Australian scandal hits church and hits state
| SYDNEY, AUSTRALIA
When the Most Rev. Peter Hollingworth was named to the symbolic post of governor general of Australia last year, he held a news conference - and promptly declared it would be his last until he left the job.
But just eight months into his five-year term, Mr. Hollingworth hasn't been able to keep that promise. In recent weeks, the former Anglican Archbishop of Brisbane has been using media appearances to fend off claims he covered up child abuse allegations against priests while in his old job - and to fight growing demands from Australians that he resign.

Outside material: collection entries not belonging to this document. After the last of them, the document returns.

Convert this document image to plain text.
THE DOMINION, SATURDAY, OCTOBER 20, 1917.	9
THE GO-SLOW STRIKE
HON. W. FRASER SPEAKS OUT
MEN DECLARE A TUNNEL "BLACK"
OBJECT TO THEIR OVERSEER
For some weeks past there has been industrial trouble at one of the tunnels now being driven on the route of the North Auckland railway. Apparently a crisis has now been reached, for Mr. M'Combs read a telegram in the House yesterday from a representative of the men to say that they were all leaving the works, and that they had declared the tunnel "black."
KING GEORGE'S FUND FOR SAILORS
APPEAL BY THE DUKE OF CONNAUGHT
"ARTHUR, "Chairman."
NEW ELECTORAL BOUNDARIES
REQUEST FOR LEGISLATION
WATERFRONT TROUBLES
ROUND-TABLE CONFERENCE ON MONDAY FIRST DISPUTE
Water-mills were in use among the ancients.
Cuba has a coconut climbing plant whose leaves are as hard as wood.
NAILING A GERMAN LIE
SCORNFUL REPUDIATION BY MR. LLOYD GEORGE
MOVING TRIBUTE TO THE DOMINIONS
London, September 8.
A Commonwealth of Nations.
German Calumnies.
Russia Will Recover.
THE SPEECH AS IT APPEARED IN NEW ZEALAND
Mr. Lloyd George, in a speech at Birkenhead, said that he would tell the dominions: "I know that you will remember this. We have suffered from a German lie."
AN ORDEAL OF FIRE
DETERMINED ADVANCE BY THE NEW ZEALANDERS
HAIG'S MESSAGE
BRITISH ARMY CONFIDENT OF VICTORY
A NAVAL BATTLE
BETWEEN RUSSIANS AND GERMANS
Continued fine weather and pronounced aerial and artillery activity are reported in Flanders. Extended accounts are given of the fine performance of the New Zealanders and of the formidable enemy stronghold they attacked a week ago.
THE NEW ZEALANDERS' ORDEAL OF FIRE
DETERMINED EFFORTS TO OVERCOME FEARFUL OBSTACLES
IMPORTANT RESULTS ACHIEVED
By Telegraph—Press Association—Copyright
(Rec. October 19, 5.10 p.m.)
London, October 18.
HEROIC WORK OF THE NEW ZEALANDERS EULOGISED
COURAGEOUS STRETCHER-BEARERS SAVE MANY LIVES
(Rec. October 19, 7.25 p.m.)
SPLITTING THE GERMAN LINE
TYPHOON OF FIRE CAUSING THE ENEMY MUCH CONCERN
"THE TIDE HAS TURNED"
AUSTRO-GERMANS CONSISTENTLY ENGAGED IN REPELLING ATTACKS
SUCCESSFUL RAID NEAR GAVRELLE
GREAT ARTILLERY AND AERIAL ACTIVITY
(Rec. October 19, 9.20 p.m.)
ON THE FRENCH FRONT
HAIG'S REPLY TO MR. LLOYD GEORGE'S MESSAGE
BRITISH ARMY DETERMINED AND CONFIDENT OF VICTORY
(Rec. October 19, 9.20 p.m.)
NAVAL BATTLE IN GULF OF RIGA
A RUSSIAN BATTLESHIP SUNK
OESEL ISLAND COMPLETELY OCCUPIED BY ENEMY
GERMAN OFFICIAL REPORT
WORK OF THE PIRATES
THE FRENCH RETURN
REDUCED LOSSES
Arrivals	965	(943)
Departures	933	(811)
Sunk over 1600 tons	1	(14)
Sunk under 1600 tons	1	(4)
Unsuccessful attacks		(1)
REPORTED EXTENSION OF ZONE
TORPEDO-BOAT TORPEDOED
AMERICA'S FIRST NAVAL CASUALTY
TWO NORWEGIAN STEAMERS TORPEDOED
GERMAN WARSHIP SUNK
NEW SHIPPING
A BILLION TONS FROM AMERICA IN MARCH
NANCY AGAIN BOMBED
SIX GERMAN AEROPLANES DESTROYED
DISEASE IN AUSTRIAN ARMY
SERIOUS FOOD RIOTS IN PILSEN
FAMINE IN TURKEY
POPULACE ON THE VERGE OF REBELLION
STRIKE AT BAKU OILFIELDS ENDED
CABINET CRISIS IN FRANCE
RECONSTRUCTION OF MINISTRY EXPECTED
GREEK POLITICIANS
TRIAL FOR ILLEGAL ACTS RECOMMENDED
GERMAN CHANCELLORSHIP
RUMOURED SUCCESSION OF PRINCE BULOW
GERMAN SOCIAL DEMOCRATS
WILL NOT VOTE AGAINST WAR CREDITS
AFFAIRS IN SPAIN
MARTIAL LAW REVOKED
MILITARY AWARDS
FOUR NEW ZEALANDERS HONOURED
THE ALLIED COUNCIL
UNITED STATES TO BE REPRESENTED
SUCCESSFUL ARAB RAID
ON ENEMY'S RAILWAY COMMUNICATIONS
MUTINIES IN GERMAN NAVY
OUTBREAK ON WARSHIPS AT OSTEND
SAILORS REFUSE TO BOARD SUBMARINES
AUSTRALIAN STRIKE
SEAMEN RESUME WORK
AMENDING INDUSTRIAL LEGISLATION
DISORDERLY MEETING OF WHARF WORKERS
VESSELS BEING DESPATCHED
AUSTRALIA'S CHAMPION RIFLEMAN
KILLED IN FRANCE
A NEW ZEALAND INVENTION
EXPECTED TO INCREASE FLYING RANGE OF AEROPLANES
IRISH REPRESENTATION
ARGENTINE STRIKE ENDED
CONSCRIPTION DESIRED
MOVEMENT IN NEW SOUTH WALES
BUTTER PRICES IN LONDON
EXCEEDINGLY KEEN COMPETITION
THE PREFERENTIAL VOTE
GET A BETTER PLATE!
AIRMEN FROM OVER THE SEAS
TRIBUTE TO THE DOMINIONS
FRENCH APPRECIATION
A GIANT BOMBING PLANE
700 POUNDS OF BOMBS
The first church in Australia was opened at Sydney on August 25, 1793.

Despite its unique political impact, Hollingworth's case fits into an emerging international pattern, as church officials in nations ranging from Spain to Ireland to the United States have been caught up in allegations of sexual abuse. American Catholics have been riveted by an unfolding scandal involving priests accused (and in one case, convicted) of child abuse - and an alleged cover-up by Boston's Cardinal Bernard Law. In Poland, allegations that the archbishop of Poznan sexually harassed seminarians and priests have spawned a Vatican inquiry and shocked residents of the famously devout, 90 percent- Catholic country.
This means Australia's imbroglio is adding fuel to an international debate about the way organized religion polices - or protects - its own members, and the bonds of trust that keep communities intact. But because of Hollingworth's unique role as Australia's titular head of state, his case is different from the rest. It's directly shaking Australia's constitutional and political foundations.

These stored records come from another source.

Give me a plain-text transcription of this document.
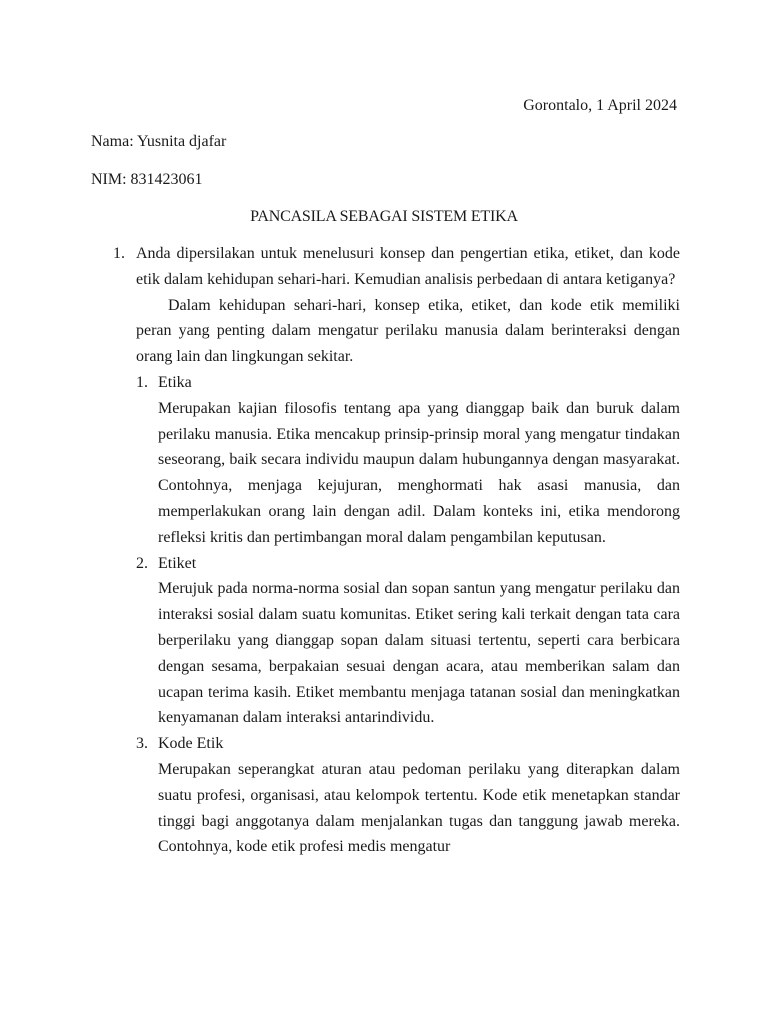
Gorontalo, 1 April 2024
Nama: Yusnita djafar
NIM: 831423061
PANCASILA SEBAGAI SISTEM ETIKA
1. Anda dipersilakan untuk menelusuri konsep dan pengertian etika, etiket, dan kode etik dalam kehidupan sehari-hari. Kemudian analisis perbedaan di antara ketiganya?
Dalam kehidupan sehari-hari, konsep etika, etiket, dan kode etik memiliki peran yang penting dalam mengatur perilaku manusia dalam berinteraksi dengan orang lain dan lingkungan sekitar.
1. Etika
Merupakan kajian filosofis tentang apa yang dianggap baik dan buruk dalam perilaku manusia. Etika mencakup prinsip-prinsip moral yang mengatur tindakan seseorang, baik secara individu maupun dalam hubungannya dengan masyarakat. Contohnya, menjaga kejujuran, menghormati hak asasi manusia, dan memperlakukan orang lain dengan adil. Dalam konteks ini, etika mendorong refleksi kritis dan pertimbangan moral dalam pengambilan keputusan.
2. Etiket
Merujuk pada norma-norma sosial dan sopan santun yang mengatur perilaku dan interaksi sosial dalam suatu komunitas. Etiket sering kali terkait dengan tata cara berperilaku yang dianggap sopan dalam situasi tertentu, seperti cara berbicara dengan sesama, berpakaian sesuai dengan acara, atau memberikan salam dan ucapan terima kasih. Etiket membantu menjaga tatanan sosial dan meningkatkan kenyamanan dalam interaksi antarindividu.
3. Kode Etik
Merupakan seperangkat aturan atau pedoman perilaku yang diterapkan dalam suatu profesi, organisasi, atau kelompok tertentu. Kode etik menetapkan standar tinggi bagi anggotanya dalam menjalankan tugas dan tanggung jawab mereka. Contohnya, kode etik profesi medis mengatur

Now swirling around what is technically the highest office in the land is a controversy that has prompted even Prime Minister John Howard to warn of a possible "constitutional earthquake." The claims come at a particularly awkward moment for Hollingworth: As Queen Elizabeth's representative in Australia, he will greet the monarch when she arrives in Adelaide at the start of her five-day visit today.
Mr. Howard appointed Hollingworth to the post and is the only person who, in real terms, can fire him (by recommending his dismissal directly to the current British monarch). But to date he has backed away from doing that, despite opinion polls showing two-thirds of Australians want to see Hollingworth step down. This makes the embattled governor general the least popular since 1975 when Sir John Kerr dismissed the government of Gough Whitlam.

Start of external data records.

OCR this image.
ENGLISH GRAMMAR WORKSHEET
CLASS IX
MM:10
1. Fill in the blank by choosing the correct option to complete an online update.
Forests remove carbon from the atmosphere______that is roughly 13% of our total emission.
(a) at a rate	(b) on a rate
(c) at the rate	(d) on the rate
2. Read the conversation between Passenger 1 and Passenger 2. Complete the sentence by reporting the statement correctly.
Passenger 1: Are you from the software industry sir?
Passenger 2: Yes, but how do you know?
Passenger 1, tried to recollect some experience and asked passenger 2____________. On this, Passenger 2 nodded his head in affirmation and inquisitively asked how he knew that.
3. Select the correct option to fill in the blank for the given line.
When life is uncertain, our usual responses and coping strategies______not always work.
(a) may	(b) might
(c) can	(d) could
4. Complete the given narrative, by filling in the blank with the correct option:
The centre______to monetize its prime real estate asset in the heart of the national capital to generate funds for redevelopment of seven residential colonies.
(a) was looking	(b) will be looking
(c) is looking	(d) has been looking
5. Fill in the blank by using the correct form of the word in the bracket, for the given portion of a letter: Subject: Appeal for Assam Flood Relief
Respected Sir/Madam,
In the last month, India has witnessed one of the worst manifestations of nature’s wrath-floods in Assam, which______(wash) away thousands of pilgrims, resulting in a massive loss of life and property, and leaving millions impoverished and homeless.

"It's an awkward situation for all of us," Howard told reporters this week.
"But I do ask people to stop and pause and think for a moment."
Hollingworth, who has refused to step down, says he regrets not doing a better job in handling the allegations of abuse while he was Archbishop. Victims claim he dismissed allegations too easily and he has also been accused of protecting loyal aides facing allegations of abuse.
But what fueled the most recent controversy was his claim last week during a televised interview that a case involving a 14-year-old girl and a 30-year-old priest did not constitute abuse.
"My belief is that this was not sex abuse," Hollingworth said. "There was no suggestion of rape or anything like that. Quite the contrary, my information is that it was, rather, the other way around."
The governor general has since apologized for the comment. He claims he misheard the question although a transcript of the interview casts doubts on that claim.
But since then, politicians and pundits on all sides have lined up to call for Hollingworth's resignation, and everywhere from the backyard barbecue to the AM bands of talk radio the governor general has been taking a bashing.
If Hollingworth were a simple politician that might not be a problem: He could be voted out at the next election.
However, the role of governor general is considered beyond politics in Australia, and that's one reason why this case is particularly complicated. Technically, the governor general is the commander in chief of the military and, as the Queen's representative, has the power to dissolve Parliament, approve laws, and fire governments.
In the past, when Australia had closer ties to Britain, that power meant something, and it wasn't until 1930 that an Australian was named to the role.
But according to Sarah Joseph, a constitutional-law expert at Monash University, in recent decades that power has diminished considerably. In real terms now, the governor general has no more political power than the Queen does in Britain. He is a rubber stamp for the government of the day whose primary duties are ceremonial.
"To be brutally honest, a lot of people don't think about the governor general," Ms. Joseph said. "But the office of governor general is not supposed to be divisive. It is supposed to be one of universal respect."
And by expressing views on child abuse at odds with those in the wider community, experts like Joseph say Hollingworth has undermined the people's trust for a role one former prime minister likened to being the conscience of the nation.
There are also questions about his ability to be apolitical. The opposition Australian Labor Party, for example, has called for his resignation.
Polls show it hasn't had much effect on people's attitudes toward the Queen or Australia becoming a republic independent of the British monarchy. But according to John Warhurst, professor of politics at Australian National University, Hollingworth has also made life uncomfortable for the prime minister, who after his reelection to a third and probably final term is now managing his legacy.
"John Howard's personal concern is probably his place in history at the moment and wanting to have as few strikes as possible against him," Mr. Warhurst says. "This could eventually be seen as one of his weaker moments."